If you don’t know Janauskas you will almost certainly know Vinted, the online marketplace he co-founded with Milda Mitkute in the early noughties.

Vinted, which profits from allowing its users to sell second-hand clothes, has had a decent run over the years — a success Janauskas says was mostly due to luck, or good timing.

Let me set the scene: Vinted was founded in 2008, during the relatively early days of the internet in Lithuania. Back in the day, there was little choice on the web, and every new idea or website was considered cool. Today, Vinted is a member of Europe’s tech unicorn club.

[Read: Here’s why ‘if you build it, they will come’ is shitty advice]

“Once we launched, we received traction immediately. The product and market fit was an instant hit, and our user base grew exponentially. Timing, the fact it was a fresh idea, the recession, and other factors played a key role too,”Janauskas tells Growth Quarters.

This, by the way, is the kind of success that most seasoned professionals launching an entirely new proposition to market can only dream of.

Typically, entrepreneurs struggle for years to get product market fit and even when they do achieve it, only a lucky few get to see their offering out in the wild.

Over the years, Vinted has gone beyond its home country, reaching consumers across several different countries — including Germany (where it operates under the brand Kleiderkreisel) and the United States — but its expansion wasn’t always smooth sailing.

At the end of 2014, Vinted’s trajectory was severely disrupted after the team implemented the wrong monetization model, which “thwarted the growth of the company” and led to what Janauskas says was the “most difficult” 18 months of his career to date.

“It wasn’t something we had experienced before and it was one of the biggest challenges for me. We had two options: either keep the current model as it was and lose our customers or flip back to the free model, become uninvestable, and run out of cash,” he says.

Inexperience is one of the biggest risks

Lack of experience played a vital role in the team’s wrong decision. “We looked at how other players in the industry were monetizing and copied the most straightforward approach for Vinted. Before rolling out everywhere, we tested the model in a few smaller markets and got relatively good results,” the entrepreneur says.

“We then rolled out to our main market which was 80% of the entire user base. We saw a very different market response — it was very negative,” Janauskas adds, admitting he struggled to accept they’d made a mistake.

In an attempt to mitigate the damage, the team tried to explain their rationale to Vinted’s customer base. They filmed videos, Janauskas himself communicated with users in forums, they invested in PR, but it was too late: “Users were leaving Vinted for other platforms.”

Eventually, and admitting defeat, Janauskas found someone who helped him create a different monetization model that, combined with an aggressive growth strategy, solved the problem.

Now, Janauskas has moved on to pastures new. In 2018, he co-founded Qoorio, a knowledge-sharing app, alongside Gabija Grušaitė.

Qoorio’s mission is simple: it’s building a community for humans to share life learnings and knowledge — an extremely powerful and useful exercise in entrepreneurial circles.

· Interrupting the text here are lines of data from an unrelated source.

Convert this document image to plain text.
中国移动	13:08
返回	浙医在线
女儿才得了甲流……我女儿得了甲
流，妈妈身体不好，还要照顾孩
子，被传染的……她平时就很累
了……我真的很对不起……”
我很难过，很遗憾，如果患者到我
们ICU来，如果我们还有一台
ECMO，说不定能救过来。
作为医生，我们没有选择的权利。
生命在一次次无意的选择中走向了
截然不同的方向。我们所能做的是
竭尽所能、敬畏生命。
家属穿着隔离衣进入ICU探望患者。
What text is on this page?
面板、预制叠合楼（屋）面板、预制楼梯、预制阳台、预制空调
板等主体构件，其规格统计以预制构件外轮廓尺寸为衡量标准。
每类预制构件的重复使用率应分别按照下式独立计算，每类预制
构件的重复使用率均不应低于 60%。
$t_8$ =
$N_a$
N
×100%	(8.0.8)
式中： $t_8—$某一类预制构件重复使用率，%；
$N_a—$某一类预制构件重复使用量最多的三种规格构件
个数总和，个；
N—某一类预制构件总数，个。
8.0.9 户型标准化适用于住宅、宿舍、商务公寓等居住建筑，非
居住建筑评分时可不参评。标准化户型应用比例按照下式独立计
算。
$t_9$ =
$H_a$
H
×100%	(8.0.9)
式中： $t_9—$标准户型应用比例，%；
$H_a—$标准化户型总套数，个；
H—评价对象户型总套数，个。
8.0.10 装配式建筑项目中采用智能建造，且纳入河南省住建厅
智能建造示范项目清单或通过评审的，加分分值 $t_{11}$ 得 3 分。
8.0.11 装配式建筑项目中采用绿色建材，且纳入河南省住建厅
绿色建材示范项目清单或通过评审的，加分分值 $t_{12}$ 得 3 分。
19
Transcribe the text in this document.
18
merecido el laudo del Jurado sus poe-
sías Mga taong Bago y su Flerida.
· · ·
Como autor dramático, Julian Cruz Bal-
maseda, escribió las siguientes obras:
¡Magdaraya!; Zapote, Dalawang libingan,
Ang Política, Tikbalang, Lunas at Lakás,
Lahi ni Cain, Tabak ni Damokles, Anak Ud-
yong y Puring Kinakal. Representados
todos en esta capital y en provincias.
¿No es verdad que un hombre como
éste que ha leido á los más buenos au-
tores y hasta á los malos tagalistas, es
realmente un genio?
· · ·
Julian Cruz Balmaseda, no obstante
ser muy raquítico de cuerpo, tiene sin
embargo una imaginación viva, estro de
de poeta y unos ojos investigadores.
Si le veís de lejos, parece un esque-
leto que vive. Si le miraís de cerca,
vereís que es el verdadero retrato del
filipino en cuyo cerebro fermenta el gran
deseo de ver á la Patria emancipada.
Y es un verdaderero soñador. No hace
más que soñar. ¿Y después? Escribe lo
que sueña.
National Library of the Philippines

The fear of failure lingers despite success

Despite Vinted being a success, Janauskas admits he wasn’t immune to insecurity when he turned his sights to Qoorio — proving that fear of failure never actually goes away, we just change the goal post it’s projected against.

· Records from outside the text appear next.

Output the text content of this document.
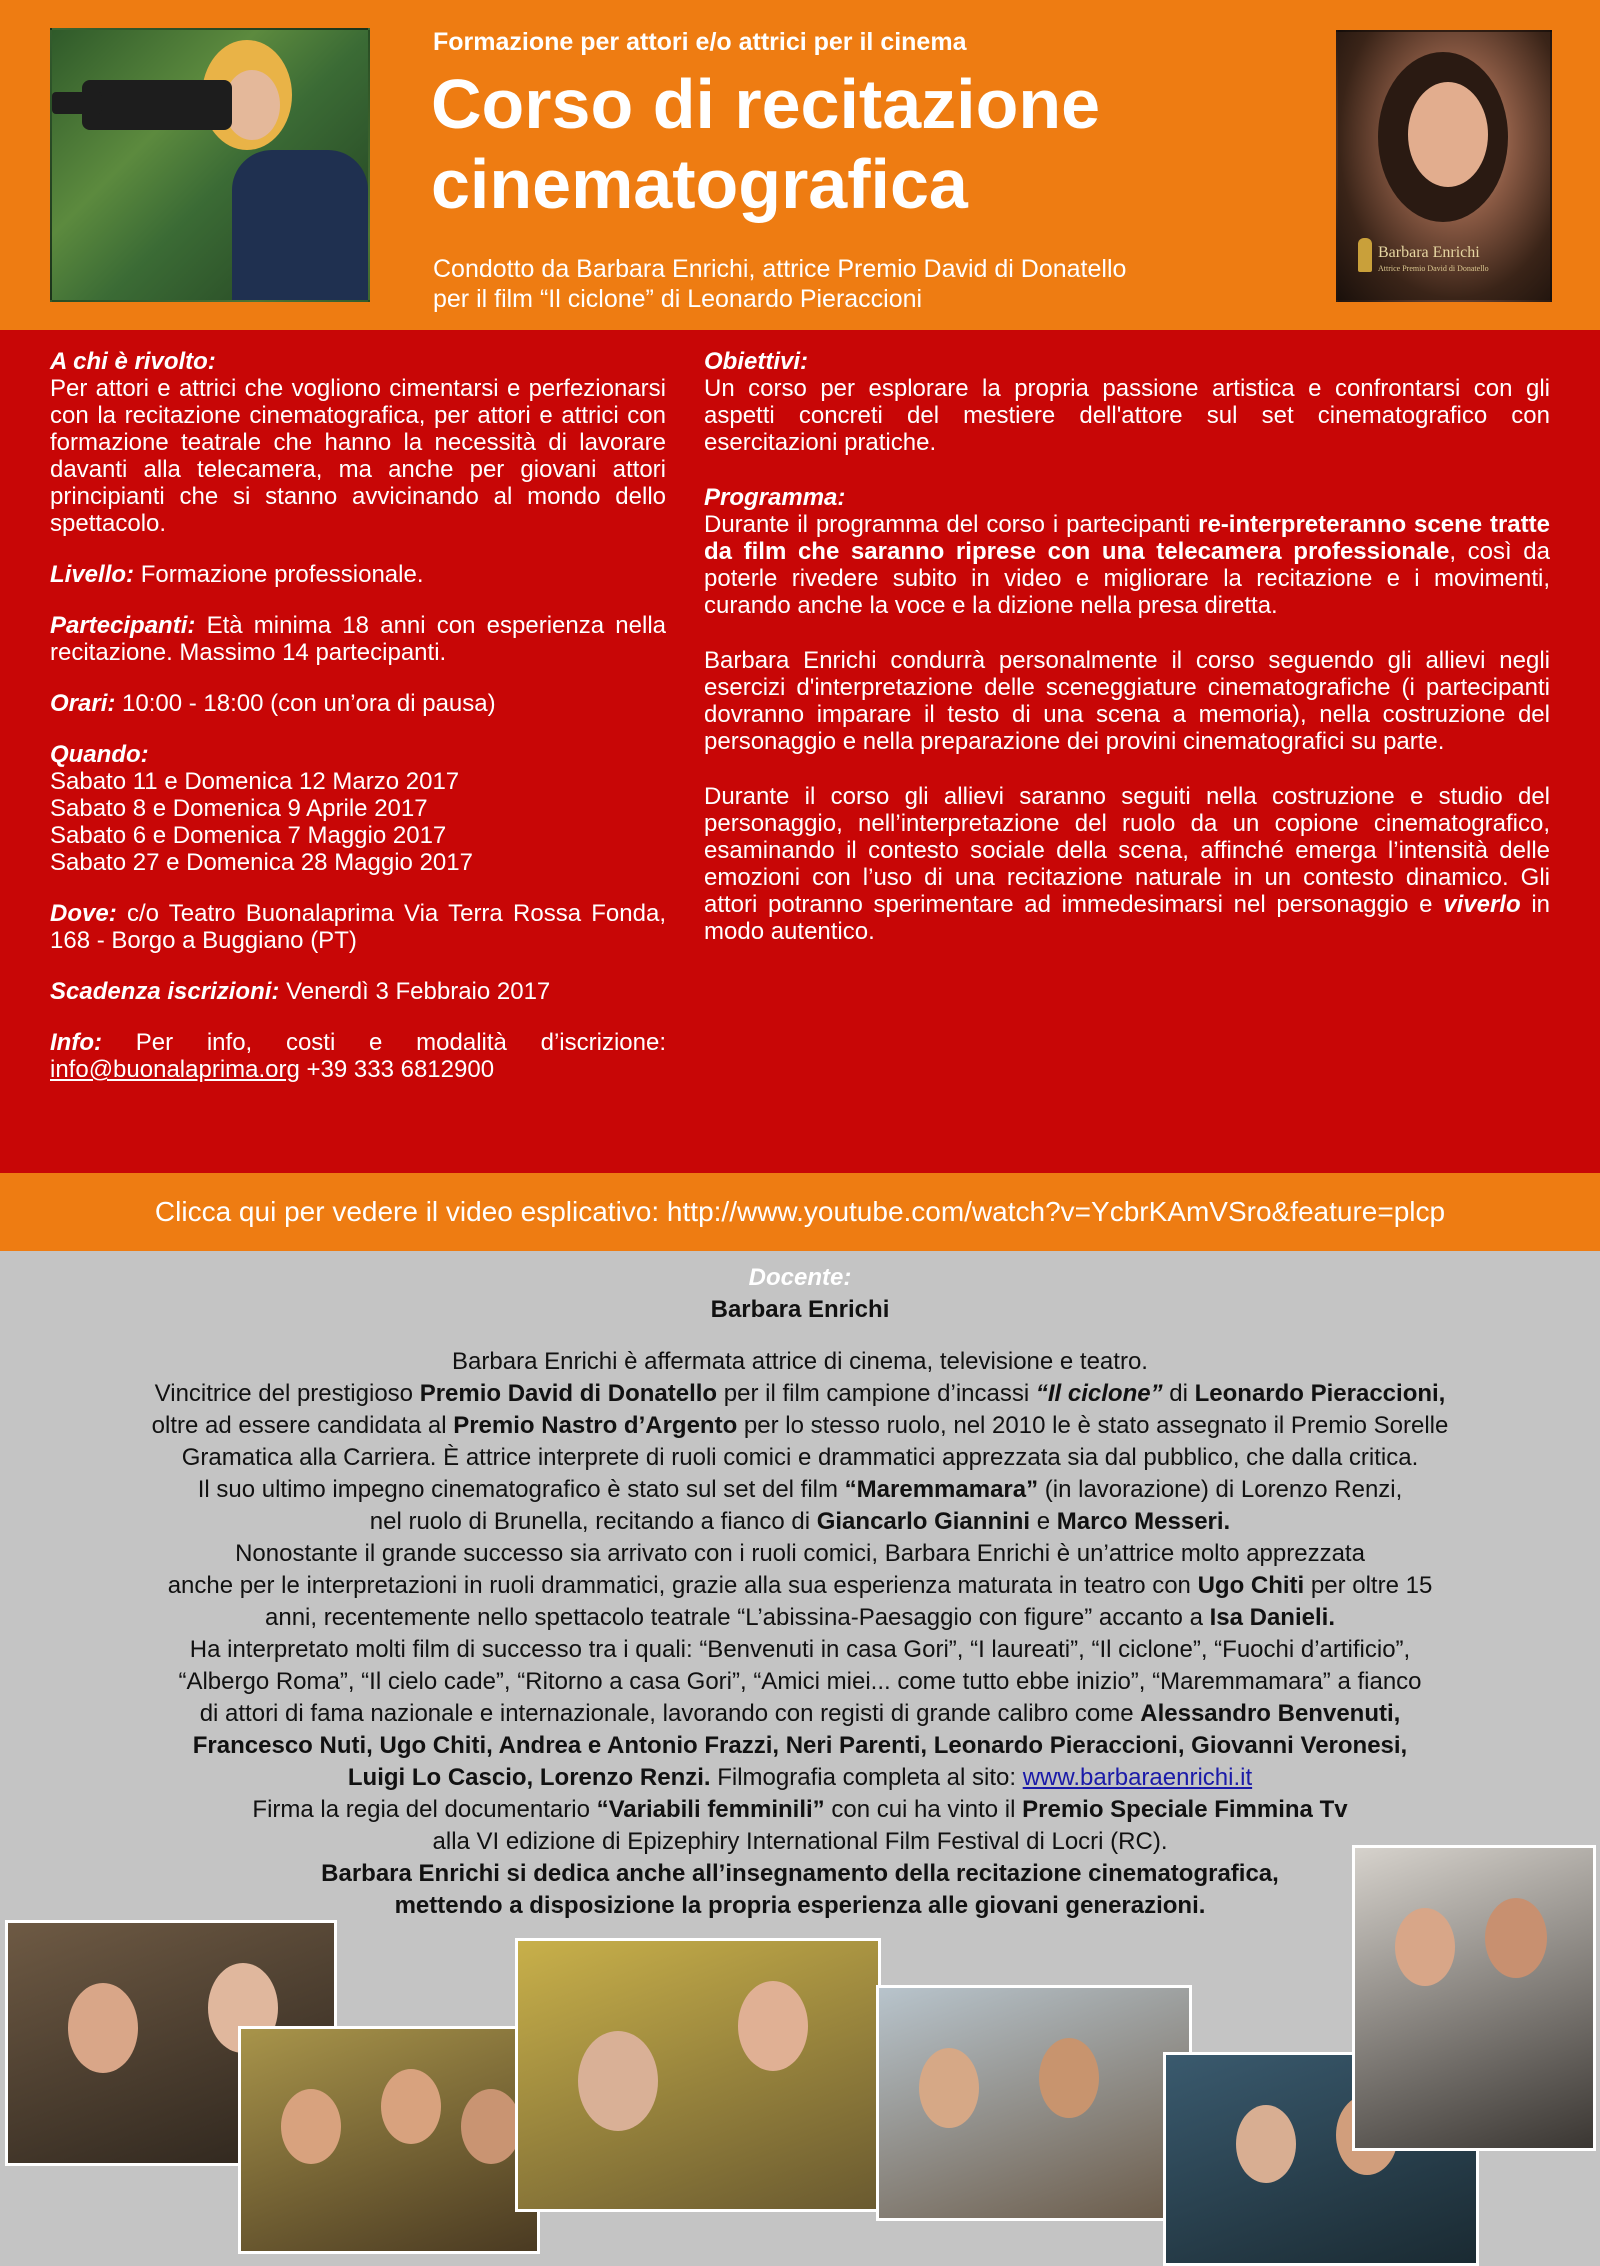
Formazione per attori e/o attrici per il cinema
Corso di recitazione
cinematografica
Condotto da Barbara Enrichi, attrice Premio David di Donatello
per il film “Il ciclone” di Leonardo Pieraccioni
Barbara Enrichi
Attrice Premio David di Donatello

A chi è rivolto:
Per attori e attrici che vogliono cimentarsi e perfezionarsi con la recitazione cinematografica, per attori e attrici con formazione teatrale che hanno la necessità di lavorare davanti alla telecamera, ma anche per giovani attori principianti che si stanno avvicinando al mondo dello spettacolo.

Livello: Formazione professionale.

Partecipanti: Età minima 18 anni con esperienza nella recitazione. Massimo 14 partecipanti.

Orari: 10:00 - 18:00 (con un’ora di pausa)

Quando:
Sabato 11 e Domenica 12 Marzo 2017
Sabato 8 e Domenica 9 Aprile 2017
Sabato 6 e Domenica 7 Maggio 2017
Sabato 27 e Domenica 28 Maggio 2017

Dove: c/o Teatro Buonalaprima Via Terra Rossa Fonda, 168 - Borgo a Buggiano (PT)

Scadenza iscrizioni: Venerdì 3 Febbraio 2017

Info: Per info, costi e modalità d’iscrizione: info@buonalaprima.org +39 333 6812900

Obiettivi:
Un corso per esplorare la propria passione artistica e confrontarsi con gli aspetti concreti del mestiere dell'attore sul set cinematografico con esercitazioni pratiche.

Programma:
Durante il programma del corso i partecipanti re-interpreteranno scene tratte da film che saranno riprese con una telecamera professionale, così da poterle rivedere subito in video e migliorare la recitazione e i movimenti, curando anche la voce e la dizione nella presa diretta.

Barbara Enrichi condurrà personalmente il corso seguendo gli allievi negli esercizi d'interpretazione delle sceneggiature cinematografiche (i partecipanti dovranno imparare il testo di una scena a memoria), nella costruzione del personaggio e nella preparazione dei provini cinematografici su parte.

Durante il corso gli allievi saranno seguiti nella costruzione e studio del personaggio, nell’interpretazione del ruolo da un copione cinematografico, esaminando il contesto sociale della scena, affinché emerga l’intensità delle emozioni con l’uso di una recitazione naturale in un contesto dinamico. Gli attori potranno sperimentare ad immedesimarsi nel personaggio e viverlo in modo autentico.

Clicca qui per vedere il video esplicativo: http://www.youtube.com/watch?v=YcbrKAmVSro&feature=plcp
Docente:
Barbara Enrichi

Barbara Enrichi è affermata attrice di cinema, televisione e teatro.

Vincitrice del prestigioso Premio David di Donatello per il film campione d’incassi “Il ciclone” di Leonardo Pieraccioni,

oltre ad essere candidata al Premio Nastro d’Argento per lo stesso ruolo, nel 2010 le è stato assegnato il Premio Sorelle

Gramatica alla Carriera. È attrice interprete di ruoli comici e drammatici apprezzata sia dal pubblico, che dalla critica.

Il suo ultimo impegno cinematografico è stato sul set del film “Maremmamara” (in lavorazione) di Lorenzo Renzi,

nel ruolo di Brunella, recitando a fianco di Giancarlo Giannini e Marco Messeri.

Nonostante il grande successo sia arrivato con i ruoli comici, Barbara Enrichi è un’attrice molto apprezzata

anche per le interpretazioni in ruoli drammatici, grazie alla sua esperienza maturata in teatro con Ugo Chiti per oltre 15

anni, recentemente nello spettacolo teatrale “L’abissina-Paesaggio con figure” accanto a Isa Danieli.

Ha interpretato molti film di successo tra i quali: “Benvenuti in casa Gori”, “I laureati”, “Il ciclone”, “Fuochi d’artificio”,

“Albergo Roma”, “Il cielo cade”, “Ritorno a casa Gori”, “Amici miei... come tutto ebbe inizio”, “Maremmamara” a fianco

di attori di fama nazionale e internazionale, lavorando con registi di grande calibro come Alessandro Benvenuti,

Francesco Nuti, Ugo Chiti, Andrea e Antonio Frazzi, Neri Parenti, Leonardo Pieraccioni, Giovanni Veronesi,

Luigi Lo Cascio, Lorenzo Renzi. Filmografia completa al sito: www.barbaraenrichi.it

Firma la regia del documentario “Variabili femminili” con cui ha vinto il Premio Speciale Fimmina Tv

alla VI edizione di Epizephiry International Film Festival di Locri (RC).

Barbara Enrichi si dedica anche all’insegnamento della recitazione cinematografica,

mettendo a disposizione la propria esperienza alle giovani generazioni.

“I had different fears at different times: shall I really start this business? What if the concept doesn’t stick? Will I be able to find enough engineers to turn my vision into reality? What if I can’t raise investment quickly enough?”

Setting up Vinted and Qoorio have been two entirely different experiences. The markets are different, Janauskas is different, his skills are different, and the way he operates is different. “I went back to square one and started everything over again,” he says.

[Read: Vestiaire Collective’s CEO: Self-disrupt to keep up with customers’ evolving needs and wants]

Serial entrepreneurs abound in the business world, but do they know when it’s time to move on and start a new business?

For Janauskas is all about a change in mindset. “Once you start having existential thoughts about the purpose of life and spend too much time doing nothing — that’s a good sign that you should start something new.”

“The other thing I found was when you stop thinking about your previous business, that’s when you know it’s in good hands and are freer to move on to the next thing,” he adds.

His advice is simple: be humble, be curious, and take care of your mental health during difficult times. And if you need extra motivation, make sure you have a dream in mind and are working towards something specific.

“I love building successful unicorns, learning new things about people and myself and adapting from difficult situations. So my advice would be to have an end-goal in mind,” Janauskas concludes.